14. The method of claim 13, wherein the peptide that contacts the NPC is at a concentration of between about 1 nM and about 10 micro-molar.

15. (canceled)

16. A method of treating or preventing a neurodegenerative disorder, the method comprising administering to a subject in need of such treatment a pharmaceutically effective amount of a peptide of claim 1.

17. The method of claim 16, the method comprising exposing subventricular zone (SVZ) cells to 100 nM or 1 μM of the peptide to induce increased differentiation of cells displaying an oligodendrocytic-like profile of [Ca2+]I responses, compared with the predominant profile of immature cells observed in control, non-treated cells.

18.-19. (canceled)

20. A method for inducing oligodendrocyte progenitor cells to differentiate into oligodendrocytes, the method comprising contacting the progenitor cells with an effective amount of a peptide of claim 1.

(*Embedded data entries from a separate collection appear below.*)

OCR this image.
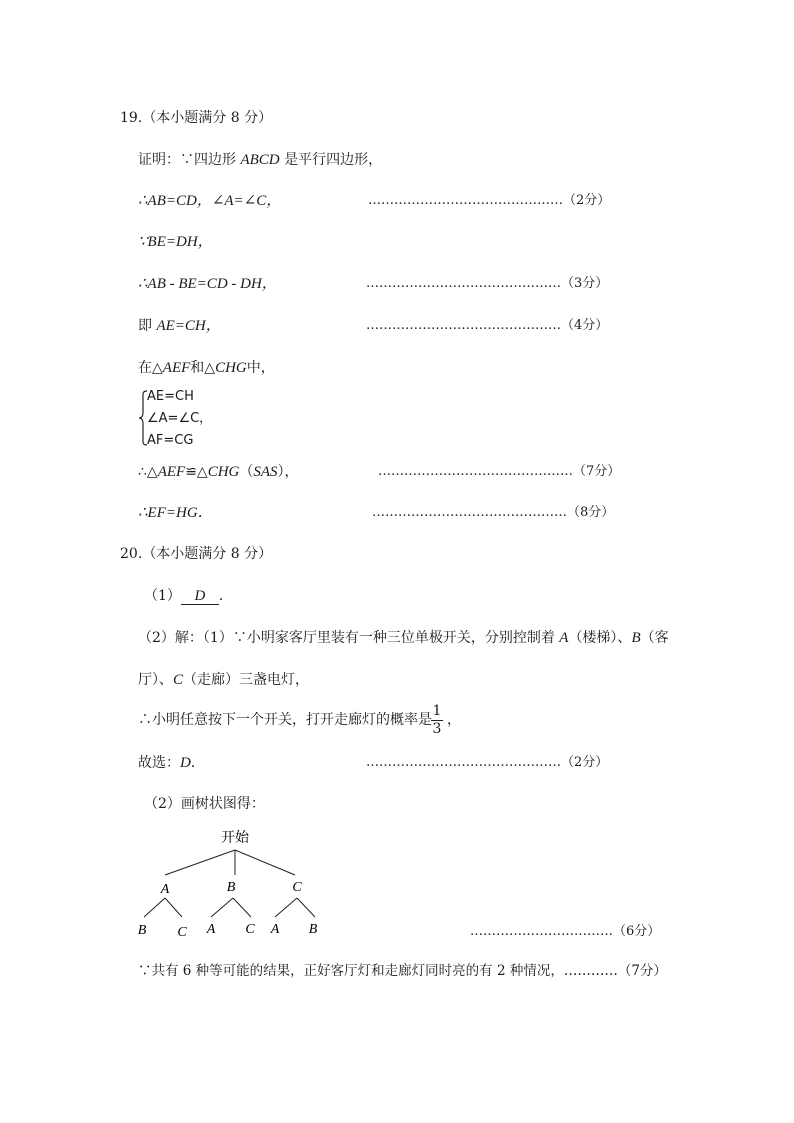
19.（本小题满分 8 分）
证明：∵四边形 ABCD 是平行四边形，
∴AB=CD，∠A=∠C，	………………………………………（2分）
∵BE=DH，
∴AB - BE=CD - DH，	………………………………………（3分）
即 AE=CH，	………………………………………（4分）
在△AEF和△CHG中，
AE=CH
∠A=∠C，
AF=CG
∴△AEF≌△CHG（SAS），	………………………………………（7分）
∴EF=HG．	………………………………………（8分）
20.（本小题满分 8 分）
（1） D ．
（2）解：（1）∵小明家客厅里装有一种三位单极开关，分别控制着 A（楼梯）、B（客
厅）、C（走廊）三盏电灯，
∴小明任意按下一个开关，打开走廊灯的概率是
1
3
，
故选：D．	………………………………………（2分）
（2）画树状图得：
开始
A	B	C
B C A C A B	……………………………（6分）
∵共有 6 种等可能的结果，正好客厅灯和走廊灯同时亮的有 2 种情况，…………（7分）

21. The method of claim 20, wherein contacting the progenitor cells occurs in vivo or ex-vivo.

22.-23. (canceled)

24. A pharmaceutical composition comprising the peptide of claim 1.

25. A medical kit comprising a supply of a peptide of claim 1 in a therapeutically effective dosage, a pharmaceutically acceptable carrier, and printed instructions for administering the peptide according to a dosing schedule.